All of these are commit messages that I have written throughout my short career, but you should aim to write yours more like the first list. At least when you are in a decent mood.

Pushing to GitHub

Every once in a while, maybe even after each commit, it would be a good idea to push your progress to GitHub in case the CSE building burns down and the ieng6 servers are destroyed.

To do that, navigate to your code repository directory, and run

$ git push

Simple as that.

Submission Guide

Submitting from GitHub

Unlike the first assignment, you no longer need to download anything from ieng6. (scp usually causes a lot of frustration throughout the quarter.) Instead, you can submit the assignment directly from your GitHub repository.

To do that, you first need to make sure that the most up-to-date version of your code has been pushed to GitHub. If you want to double check, go to the GitHub web page and find your repository to make sure the code changes you made on ieng6 are actually all there.
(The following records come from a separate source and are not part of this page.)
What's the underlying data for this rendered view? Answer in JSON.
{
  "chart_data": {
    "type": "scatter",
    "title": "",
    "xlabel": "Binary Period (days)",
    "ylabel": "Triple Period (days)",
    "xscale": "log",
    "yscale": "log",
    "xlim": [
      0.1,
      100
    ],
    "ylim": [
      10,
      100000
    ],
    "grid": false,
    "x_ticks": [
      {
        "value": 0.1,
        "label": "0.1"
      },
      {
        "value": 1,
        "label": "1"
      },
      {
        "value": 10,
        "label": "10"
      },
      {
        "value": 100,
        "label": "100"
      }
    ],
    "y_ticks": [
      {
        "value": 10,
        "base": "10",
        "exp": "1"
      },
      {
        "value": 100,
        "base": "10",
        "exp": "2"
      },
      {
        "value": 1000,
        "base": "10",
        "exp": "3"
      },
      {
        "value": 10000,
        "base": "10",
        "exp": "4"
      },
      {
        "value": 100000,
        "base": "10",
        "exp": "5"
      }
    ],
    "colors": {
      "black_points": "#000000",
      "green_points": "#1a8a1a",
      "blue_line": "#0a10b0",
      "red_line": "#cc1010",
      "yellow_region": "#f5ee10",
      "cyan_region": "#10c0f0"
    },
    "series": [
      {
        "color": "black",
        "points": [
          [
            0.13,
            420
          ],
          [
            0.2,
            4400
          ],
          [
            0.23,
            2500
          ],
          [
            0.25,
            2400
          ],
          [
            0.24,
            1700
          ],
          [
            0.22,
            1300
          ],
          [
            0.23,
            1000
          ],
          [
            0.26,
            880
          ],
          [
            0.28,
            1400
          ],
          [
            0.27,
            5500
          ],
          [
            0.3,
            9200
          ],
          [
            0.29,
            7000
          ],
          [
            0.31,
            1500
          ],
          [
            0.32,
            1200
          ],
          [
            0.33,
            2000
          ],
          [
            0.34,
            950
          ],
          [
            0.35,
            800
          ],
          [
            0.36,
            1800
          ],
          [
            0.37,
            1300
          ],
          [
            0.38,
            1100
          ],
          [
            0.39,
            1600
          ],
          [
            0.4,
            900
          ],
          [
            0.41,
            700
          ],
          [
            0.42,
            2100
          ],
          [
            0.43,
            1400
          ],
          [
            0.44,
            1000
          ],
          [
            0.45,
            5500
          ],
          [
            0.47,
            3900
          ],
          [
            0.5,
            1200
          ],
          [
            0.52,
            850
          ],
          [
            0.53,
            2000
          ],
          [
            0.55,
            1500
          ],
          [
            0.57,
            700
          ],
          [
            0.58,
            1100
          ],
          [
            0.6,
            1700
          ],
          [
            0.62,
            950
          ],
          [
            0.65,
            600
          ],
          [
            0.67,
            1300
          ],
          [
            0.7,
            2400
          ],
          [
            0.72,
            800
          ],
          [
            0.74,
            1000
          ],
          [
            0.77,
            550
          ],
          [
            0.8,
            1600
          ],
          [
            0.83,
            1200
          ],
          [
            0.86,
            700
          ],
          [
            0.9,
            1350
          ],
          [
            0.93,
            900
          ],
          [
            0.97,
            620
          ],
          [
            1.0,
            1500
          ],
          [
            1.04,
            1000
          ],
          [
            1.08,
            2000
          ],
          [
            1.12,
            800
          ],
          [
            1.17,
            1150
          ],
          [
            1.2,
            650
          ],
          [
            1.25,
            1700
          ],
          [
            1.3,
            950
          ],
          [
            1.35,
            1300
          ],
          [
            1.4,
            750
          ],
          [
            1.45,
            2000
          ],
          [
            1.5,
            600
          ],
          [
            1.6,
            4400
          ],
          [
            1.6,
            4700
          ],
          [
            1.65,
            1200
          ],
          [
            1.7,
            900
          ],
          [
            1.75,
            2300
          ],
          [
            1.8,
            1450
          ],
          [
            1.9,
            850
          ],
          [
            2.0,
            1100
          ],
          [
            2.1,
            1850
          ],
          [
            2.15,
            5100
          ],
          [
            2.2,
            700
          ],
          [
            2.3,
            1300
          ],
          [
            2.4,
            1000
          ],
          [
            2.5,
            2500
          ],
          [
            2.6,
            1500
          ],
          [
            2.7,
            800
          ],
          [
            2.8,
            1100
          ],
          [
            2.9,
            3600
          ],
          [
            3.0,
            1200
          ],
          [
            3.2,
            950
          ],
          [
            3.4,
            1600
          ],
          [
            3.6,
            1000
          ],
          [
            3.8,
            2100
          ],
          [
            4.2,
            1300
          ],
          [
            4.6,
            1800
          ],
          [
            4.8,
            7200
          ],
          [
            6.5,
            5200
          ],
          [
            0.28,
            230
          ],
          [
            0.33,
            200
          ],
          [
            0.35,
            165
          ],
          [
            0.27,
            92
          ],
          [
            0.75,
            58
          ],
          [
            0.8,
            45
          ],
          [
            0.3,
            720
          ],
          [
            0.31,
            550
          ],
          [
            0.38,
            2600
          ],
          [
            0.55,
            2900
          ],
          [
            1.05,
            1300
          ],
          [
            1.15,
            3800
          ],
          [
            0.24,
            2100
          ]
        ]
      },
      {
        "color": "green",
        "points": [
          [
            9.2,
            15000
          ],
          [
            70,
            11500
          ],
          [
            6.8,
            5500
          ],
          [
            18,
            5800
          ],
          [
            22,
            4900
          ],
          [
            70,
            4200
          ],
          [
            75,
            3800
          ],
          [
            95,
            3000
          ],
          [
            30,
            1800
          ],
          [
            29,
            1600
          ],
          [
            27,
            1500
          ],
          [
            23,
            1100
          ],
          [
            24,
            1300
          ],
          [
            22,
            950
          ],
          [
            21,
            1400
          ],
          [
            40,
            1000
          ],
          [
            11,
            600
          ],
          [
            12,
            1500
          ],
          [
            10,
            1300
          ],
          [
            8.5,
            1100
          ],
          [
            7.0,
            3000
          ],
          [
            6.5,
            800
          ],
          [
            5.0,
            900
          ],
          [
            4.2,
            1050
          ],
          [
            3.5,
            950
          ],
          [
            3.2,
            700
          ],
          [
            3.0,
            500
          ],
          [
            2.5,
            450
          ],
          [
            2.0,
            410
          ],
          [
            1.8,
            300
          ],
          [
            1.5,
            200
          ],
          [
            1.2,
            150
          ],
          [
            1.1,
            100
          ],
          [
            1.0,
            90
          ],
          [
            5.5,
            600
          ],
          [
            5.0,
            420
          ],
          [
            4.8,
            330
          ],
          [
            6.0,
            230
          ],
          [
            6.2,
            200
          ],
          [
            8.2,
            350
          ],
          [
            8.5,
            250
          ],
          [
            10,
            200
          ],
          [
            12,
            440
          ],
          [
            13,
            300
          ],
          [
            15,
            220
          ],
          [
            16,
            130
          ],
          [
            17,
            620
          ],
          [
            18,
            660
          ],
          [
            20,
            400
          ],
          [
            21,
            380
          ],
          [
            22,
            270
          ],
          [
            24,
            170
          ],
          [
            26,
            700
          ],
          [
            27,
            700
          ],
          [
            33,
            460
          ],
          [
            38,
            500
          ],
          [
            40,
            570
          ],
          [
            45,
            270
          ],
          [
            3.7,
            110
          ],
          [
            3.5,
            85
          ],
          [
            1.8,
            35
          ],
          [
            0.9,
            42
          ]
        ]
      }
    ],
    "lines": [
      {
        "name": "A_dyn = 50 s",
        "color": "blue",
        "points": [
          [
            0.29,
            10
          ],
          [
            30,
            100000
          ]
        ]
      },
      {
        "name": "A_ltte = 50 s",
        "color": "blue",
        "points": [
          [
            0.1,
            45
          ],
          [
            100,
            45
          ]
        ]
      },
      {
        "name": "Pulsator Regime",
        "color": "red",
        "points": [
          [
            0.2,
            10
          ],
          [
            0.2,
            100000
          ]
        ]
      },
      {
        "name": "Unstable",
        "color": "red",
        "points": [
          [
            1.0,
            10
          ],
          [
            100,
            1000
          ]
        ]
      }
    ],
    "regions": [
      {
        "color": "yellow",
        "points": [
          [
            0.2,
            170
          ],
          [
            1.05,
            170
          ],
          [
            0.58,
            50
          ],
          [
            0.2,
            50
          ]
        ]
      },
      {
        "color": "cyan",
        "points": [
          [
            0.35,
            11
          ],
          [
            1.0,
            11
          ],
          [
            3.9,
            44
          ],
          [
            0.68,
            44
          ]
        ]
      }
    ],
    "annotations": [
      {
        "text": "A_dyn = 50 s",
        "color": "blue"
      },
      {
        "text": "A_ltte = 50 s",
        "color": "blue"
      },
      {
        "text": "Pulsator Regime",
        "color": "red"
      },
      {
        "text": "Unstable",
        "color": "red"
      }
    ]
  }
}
Having done that, go to Gradescope and find the submission page for this PA. When you submit the assignment, you will see the option to submit from a specific GitHub repository. You will need to link your GitHub account first, after which you should be able to find your pa2 repository. Select it, and choose the main branch.

We have not discussed branching in git yet, so unless you know what you are doing, you should only see main for branch options.

Gradescope Autograder

You score will always be 0 before the deadline! Please see the results for specifc test cases to understand how your code performed.

After you submit your PA on gradescope, you’ll notice there are a set of public test cases and a (significantly larger) set of hidden test cases. As the names would imply, you will only have access to the public test cases, though you will be graded on the result of ALL the test cases.

The reason we hide these test cases is not to cause you suffering, but rather to improve your debugging skills by asking you to think critically about possible inputs and expected behaviors.

Generally, one good way to come up with edge cases is to review the requirements for your code. In this case, this would be your PA write-up. For example, you’ll see that Task 2 requires you to convert each uppercase letter to lowercase. If you haven’t started testing, testing if your code works with both upper and lowercase letters is a good start. What other requirements can you find in the write-up? How can you test your program to make sure your program follows these requirements? Are there any possible edge cases you can think of that the write-up didn’t mention? Remember that you have access to a reference solution (something that won’t always be there!), which you can use for this PA to see what the test cases you come up with should return.